Geishas of the Floating World


"Courtesans of the Ogiya Brothel", circa 1800
by Chobunsai Eishi
Technically,
the term "geisha" denoted an entertainer who could not legally engage in sex with her clients. But in actual fact many did. Also, the highest-ranking licensed prostitutes were as refined as true geishas and emulated them. The term "geisha" is used herein to apply to both.
Japanese prostitutes who lived centuries ago were central to the development of Western art, and continue to exert tremendous influence today.

In the early 1600s, the rulers of Japan legalized prostitution in numerous red-light districts called "Yoshiwara". The most celebrated of these was located in Edo, now known as the city of Tokyo.

Sensual pleasures abounded within the Yoshiwara. Thousands of prostitutes worked in simple cribs and ordinary brothels, but the most famed were the thoroughly educated, impeccably mannered, exquisitely beautiful geishas who inhabited teahouses, lavish sitting rooms, and high-class brothels. Rivaled only by the hetairae of ancient Greece, geishas were the ultimate companions; they wrote poetry, played instruments, sang, made scintillating conversation, and even challenged guests in games of Go. They boosted their renown by parading through the Yoshiwara in their most glorious kimonos--and by hiring artists to create advertising posters.

Thus was born the art of Ukiyo-E, which means "images of the floating world"--the world of the Yoshiwara, of infinite delight. Artists who traveled to the Yoshiwara to seek models and employment developed a unique style of color woodblock prints. These prints featured an appealing simplity of line, broad flat colors, and alluring flowing grace. Some were sold or posted openly, complete with the artist's signature and a Kiwame seal--the censor's stamp of approval. Others, depicting explicit sex acts, were anonymous creations peddled furtively in back rooms. All are collector's items today.


"The Courtesan Nakagawa
of the Matsubaya Teahouse", 1796?
by Chobunsai Eishi
When the emperor wrested control of Japan from the shogun in 1867, Ukiyo-E fell into disfavor and vanished under the new regime. But by that time, American Commodore Matthew C. Perry's show of naval force had opened the ports of Japan to trade. Ukiyo-E prints flooded Europe, and were instrumental in the development of Western art, especially Impressionism and Art Nouveau.

Henri de Toulouse-Lautrec's style and themes were inspired by the series Twelve Hours in a House of Ill Repute by Kitagawa Utamaro (1750-1806). Vincent Van Gogh admitted to his brother Theo that he envied the clarity of Japanese art. He even copied his The Courtesan from a geisha by Keisai Eisen (1790-1848). Among Mary Cassatt's many works influenced by Ukiyo-E is a color print based on an Utamaro poster advertising a geisha named Hinatsuru. Paul Gauguin eliminated shadows from his work because he observed that they were rarely included in Ukiyo-E. Other famous artists inspired by the Ukiyo-E style include Edgar Degas, Claude Monet, Patrick Nagel, Alberto Vargas, and Alphonse Mucha.

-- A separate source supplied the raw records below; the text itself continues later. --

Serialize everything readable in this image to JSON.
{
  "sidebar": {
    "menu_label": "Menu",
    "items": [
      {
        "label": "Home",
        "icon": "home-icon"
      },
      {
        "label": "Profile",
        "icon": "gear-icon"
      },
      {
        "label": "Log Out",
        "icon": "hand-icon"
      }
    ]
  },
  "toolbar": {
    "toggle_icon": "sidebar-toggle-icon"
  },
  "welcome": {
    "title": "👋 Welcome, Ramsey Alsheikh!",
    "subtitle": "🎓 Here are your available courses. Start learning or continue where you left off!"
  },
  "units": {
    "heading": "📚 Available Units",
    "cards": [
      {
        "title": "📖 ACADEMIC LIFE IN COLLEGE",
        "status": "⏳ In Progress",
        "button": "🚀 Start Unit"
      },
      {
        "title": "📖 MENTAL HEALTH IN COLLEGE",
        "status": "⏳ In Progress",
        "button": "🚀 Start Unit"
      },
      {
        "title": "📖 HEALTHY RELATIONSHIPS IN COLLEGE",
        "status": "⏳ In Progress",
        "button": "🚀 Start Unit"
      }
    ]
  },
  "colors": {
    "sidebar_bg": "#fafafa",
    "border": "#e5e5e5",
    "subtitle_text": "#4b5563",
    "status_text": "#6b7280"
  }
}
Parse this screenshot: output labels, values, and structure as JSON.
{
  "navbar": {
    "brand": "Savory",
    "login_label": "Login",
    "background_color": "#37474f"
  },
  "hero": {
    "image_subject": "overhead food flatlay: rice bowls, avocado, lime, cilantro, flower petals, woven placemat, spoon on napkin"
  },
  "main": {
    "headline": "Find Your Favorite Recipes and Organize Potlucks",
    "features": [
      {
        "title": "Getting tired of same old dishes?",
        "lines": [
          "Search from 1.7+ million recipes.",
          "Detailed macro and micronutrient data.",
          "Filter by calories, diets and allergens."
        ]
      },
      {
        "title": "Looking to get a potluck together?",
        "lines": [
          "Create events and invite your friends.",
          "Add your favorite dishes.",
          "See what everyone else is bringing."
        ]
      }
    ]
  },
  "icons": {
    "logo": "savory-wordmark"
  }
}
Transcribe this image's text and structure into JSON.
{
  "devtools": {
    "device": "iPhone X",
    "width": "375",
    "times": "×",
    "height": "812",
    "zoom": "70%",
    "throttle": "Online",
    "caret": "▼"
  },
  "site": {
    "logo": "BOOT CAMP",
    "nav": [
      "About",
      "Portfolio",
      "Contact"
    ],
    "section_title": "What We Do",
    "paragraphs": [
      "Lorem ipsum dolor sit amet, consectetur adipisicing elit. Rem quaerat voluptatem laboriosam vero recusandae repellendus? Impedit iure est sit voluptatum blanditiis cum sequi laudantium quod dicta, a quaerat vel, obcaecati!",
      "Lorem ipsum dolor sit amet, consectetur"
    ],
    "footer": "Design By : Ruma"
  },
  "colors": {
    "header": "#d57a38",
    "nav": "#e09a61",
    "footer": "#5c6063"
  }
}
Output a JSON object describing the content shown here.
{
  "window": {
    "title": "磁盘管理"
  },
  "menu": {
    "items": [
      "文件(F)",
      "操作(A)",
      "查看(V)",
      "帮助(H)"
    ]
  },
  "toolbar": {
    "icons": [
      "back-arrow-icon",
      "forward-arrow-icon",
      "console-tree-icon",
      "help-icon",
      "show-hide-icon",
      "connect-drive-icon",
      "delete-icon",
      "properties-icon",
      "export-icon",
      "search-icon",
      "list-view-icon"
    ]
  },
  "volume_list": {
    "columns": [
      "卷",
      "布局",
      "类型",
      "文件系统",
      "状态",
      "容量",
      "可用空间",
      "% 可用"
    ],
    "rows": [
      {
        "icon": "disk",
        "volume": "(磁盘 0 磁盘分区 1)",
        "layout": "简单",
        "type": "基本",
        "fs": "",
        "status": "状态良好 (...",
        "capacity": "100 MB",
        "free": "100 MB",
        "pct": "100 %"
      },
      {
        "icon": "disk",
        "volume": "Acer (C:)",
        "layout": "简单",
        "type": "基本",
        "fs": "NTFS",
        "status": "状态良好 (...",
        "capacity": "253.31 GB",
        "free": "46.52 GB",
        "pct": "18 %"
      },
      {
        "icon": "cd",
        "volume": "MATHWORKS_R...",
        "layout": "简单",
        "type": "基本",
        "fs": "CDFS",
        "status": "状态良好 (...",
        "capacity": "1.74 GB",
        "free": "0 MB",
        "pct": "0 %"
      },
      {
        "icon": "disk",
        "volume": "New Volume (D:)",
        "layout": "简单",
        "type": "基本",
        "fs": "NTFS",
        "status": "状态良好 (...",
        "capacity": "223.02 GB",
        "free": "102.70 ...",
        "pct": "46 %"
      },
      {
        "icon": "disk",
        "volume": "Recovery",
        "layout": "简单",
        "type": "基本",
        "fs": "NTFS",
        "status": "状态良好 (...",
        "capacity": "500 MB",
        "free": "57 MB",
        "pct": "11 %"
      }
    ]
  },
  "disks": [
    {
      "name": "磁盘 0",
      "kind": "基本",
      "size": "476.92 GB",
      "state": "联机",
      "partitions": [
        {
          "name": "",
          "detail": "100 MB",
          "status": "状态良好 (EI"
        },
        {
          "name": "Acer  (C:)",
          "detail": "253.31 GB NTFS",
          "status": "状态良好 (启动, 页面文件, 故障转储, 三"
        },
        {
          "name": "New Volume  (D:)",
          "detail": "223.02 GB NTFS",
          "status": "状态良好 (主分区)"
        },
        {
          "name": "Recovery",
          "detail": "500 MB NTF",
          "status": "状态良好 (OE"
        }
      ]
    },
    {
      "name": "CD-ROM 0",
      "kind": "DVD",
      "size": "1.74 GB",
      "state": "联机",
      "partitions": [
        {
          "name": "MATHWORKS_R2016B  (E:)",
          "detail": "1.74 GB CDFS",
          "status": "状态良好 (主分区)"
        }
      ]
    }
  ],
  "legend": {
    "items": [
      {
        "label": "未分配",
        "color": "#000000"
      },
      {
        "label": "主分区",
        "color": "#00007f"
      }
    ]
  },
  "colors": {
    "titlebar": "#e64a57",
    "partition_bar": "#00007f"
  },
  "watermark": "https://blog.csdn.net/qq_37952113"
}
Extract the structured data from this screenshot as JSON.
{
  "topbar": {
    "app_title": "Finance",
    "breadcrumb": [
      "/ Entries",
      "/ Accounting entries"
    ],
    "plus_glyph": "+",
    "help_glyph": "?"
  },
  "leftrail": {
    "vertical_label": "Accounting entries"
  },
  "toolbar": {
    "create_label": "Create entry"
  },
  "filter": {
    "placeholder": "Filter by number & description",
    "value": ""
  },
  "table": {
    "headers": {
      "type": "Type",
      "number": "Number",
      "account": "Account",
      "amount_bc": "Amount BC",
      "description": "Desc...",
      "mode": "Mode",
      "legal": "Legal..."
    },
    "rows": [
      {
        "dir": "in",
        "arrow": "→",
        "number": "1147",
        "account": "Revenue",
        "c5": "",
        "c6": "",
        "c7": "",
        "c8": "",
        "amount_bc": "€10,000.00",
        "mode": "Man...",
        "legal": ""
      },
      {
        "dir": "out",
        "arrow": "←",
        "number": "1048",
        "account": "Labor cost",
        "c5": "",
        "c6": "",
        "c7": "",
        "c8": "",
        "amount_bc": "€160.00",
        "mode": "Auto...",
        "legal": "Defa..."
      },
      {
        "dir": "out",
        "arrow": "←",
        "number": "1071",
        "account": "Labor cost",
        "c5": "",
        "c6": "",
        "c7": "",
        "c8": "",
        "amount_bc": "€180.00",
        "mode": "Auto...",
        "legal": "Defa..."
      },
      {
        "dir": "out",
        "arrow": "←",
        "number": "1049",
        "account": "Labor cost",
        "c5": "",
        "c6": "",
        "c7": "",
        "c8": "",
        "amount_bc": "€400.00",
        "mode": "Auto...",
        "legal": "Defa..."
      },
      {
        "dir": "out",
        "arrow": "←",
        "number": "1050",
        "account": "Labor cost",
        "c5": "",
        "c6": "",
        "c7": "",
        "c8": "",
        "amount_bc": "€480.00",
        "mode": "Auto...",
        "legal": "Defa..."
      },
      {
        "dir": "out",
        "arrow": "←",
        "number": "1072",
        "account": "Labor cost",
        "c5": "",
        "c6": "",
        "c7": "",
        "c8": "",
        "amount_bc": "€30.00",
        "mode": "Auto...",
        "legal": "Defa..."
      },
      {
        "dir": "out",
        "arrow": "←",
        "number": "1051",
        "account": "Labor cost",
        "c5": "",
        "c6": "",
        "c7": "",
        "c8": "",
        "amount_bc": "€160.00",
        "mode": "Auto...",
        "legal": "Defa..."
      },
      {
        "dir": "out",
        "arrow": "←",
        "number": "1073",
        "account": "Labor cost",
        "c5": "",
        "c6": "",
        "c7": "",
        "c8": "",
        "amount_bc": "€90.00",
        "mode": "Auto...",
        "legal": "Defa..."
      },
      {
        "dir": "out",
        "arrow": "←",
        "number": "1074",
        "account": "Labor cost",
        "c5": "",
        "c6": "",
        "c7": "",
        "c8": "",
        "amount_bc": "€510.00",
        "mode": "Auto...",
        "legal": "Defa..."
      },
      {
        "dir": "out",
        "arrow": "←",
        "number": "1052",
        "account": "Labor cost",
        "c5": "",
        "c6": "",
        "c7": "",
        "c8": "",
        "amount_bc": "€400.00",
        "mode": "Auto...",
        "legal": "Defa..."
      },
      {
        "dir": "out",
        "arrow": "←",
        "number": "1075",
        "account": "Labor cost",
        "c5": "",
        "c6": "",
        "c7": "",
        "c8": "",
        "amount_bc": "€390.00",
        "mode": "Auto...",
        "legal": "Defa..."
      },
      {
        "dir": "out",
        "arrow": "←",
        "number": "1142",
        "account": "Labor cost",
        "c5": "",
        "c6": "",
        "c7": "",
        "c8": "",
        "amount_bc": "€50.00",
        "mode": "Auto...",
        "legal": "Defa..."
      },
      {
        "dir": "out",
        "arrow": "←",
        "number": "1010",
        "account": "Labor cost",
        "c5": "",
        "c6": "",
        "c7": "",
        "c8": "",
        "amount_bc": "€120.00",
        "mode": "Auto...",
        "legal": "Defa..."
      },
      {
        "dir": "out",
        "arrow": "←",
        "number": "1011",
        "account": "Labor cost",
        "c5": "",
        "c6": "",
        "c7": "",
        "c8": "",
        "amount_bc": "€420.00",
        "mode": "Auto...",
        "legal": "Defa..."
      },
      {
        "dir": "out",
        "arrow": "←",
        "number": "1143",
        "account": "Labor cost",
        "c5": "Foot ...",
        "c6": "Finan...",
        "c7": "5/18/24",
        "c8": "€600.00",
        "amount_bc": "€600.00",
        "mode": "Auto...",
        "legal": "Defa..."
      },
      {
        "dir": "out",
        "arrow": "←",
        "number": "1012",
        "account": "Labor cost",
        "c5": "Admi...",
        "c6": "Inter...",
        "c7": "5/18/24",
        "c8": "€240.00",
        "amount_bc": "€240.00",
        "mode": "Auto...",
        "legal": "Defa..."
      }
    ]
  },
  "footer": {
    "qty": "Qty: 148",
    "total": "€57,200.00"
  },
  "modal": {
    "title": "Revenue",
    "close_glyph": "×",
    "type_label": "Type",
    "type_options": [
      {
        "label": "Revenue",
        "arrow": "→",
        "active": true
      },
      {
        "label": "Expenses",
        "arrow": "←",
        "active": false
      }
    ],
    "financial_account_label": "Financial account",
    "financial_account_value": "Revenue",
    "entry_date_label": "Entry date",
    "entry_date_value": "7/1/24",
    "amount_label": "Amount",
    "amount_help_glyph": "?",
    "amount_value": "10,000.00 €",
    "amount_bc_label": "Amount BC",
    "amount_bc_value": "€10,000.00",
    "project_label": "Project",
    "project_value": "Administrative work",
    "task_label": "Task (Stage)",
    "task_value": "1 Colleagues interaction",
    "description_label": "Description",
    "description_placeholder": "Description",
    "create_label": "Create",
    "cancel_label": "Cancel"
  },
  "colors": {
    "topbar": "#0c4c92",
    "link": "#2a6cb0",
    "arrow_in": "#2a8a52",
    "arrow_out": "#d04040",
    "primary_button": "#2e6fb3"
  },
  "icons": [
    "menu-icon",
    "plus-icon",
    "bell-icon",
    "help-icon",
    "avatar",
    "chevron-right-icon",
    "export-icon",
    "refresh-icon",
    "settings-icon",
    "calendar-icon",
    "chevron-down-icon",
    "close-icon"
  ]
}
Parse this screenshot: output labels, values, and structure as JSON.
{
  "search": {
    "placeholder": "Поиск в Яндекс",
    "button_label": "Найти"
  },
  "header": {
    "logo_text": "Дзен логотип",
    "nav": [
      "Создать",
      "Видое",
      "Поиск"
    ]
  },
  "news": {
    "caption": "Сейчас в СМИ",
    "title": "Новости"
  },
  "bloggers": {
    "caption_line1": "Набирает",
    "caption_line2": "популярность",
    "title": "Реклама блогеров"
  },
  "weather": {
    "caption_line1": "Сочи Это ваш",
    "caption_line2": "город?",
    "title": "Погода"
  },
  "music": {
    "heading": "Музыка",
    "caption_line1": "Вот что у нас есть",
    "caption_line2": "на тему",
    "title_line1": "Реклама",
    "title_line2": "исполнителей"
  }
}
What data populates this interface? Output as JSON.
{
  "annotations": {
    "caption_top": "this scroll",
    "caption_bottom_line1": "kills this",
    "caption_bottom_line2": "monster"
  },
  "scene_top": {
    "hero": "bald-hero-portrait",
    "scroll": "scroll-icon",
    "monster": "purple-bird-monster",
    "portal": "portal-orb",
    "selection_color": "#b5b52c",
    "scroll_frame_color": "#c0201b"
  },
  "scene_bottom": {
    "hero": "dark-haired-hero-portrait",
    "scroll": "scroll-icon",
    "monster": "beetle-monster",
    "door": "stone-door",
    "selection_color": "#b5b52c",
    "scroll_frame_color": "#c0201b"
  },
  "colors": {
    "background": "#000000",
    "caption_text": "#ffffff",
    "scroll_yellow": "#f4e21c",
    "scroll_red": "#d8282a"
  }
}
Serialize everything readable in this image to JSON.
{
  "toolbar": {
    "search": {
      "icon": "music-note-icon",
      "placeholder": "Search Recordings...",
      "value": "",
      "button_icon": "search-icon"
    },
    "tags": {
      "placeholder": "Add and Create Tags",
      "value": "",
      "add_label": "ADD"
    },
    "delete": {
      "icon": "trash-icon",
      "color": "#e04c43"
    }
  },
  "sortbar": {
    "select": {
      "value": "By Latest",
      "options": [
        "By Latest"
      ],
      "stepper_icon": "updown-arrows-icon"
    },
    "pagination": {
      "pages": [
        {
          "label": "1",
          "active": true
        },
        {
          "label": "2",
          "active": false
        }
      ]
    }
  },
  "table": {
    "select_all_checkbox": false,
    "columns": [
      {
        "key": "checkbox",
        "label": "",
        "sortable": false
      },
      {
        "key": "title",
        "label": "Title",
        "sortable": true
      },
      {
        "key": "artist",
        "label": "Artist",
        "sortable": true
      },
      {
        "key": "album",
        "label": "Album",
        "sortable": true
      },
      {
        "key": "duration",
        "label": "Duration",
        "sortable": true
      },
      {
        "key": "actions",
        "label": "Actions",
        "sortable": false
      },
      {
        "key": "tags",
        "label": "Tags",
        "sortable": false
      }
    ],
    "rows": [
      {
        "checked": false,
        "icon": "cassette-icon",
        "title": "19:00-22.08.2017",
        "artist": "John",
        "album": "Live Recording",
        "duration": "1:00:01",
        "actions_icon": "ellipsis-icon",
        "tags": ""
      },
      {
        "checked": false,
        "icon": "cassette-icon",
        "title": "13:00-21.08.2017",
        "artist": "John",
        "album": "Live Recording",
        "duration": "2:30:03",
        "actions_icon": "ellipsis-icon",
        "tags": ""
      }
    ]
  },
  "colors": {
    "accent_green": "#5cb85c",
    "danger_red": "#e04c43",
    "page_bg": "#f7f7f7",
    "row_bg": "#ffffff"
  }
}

Even misinterpretations of Ukiyo-E had their effects. Toulouse-Lautrec based his own HTL-in-a-circle signature on the Japanese censors' Kiwame seal, which he believed to be the artist's signature. The familiar C-in-a-circle copyright logo probably also derives from the Kiwame seal. And many of the Ukiyo-E prints Europeans believed to be complete were actually fragments of larger multi-page works. Impressionist artists, impressed by the "innovative" cut-off figures at the edges of these prints, deliberately created similar effects (e.g., the customer on the right in Edouard Manet's "Nana").

In biology, the term "hybrid vigor" refers to the tendency of hybrids to be greater in size, strength, and stamina than their parents. Today, with the meeting of Eastern and Western cultures, the new floating world is our planet Earth. And thanks in part to geishas who lived centuries ago, it is a hybrid greater than its parent countries.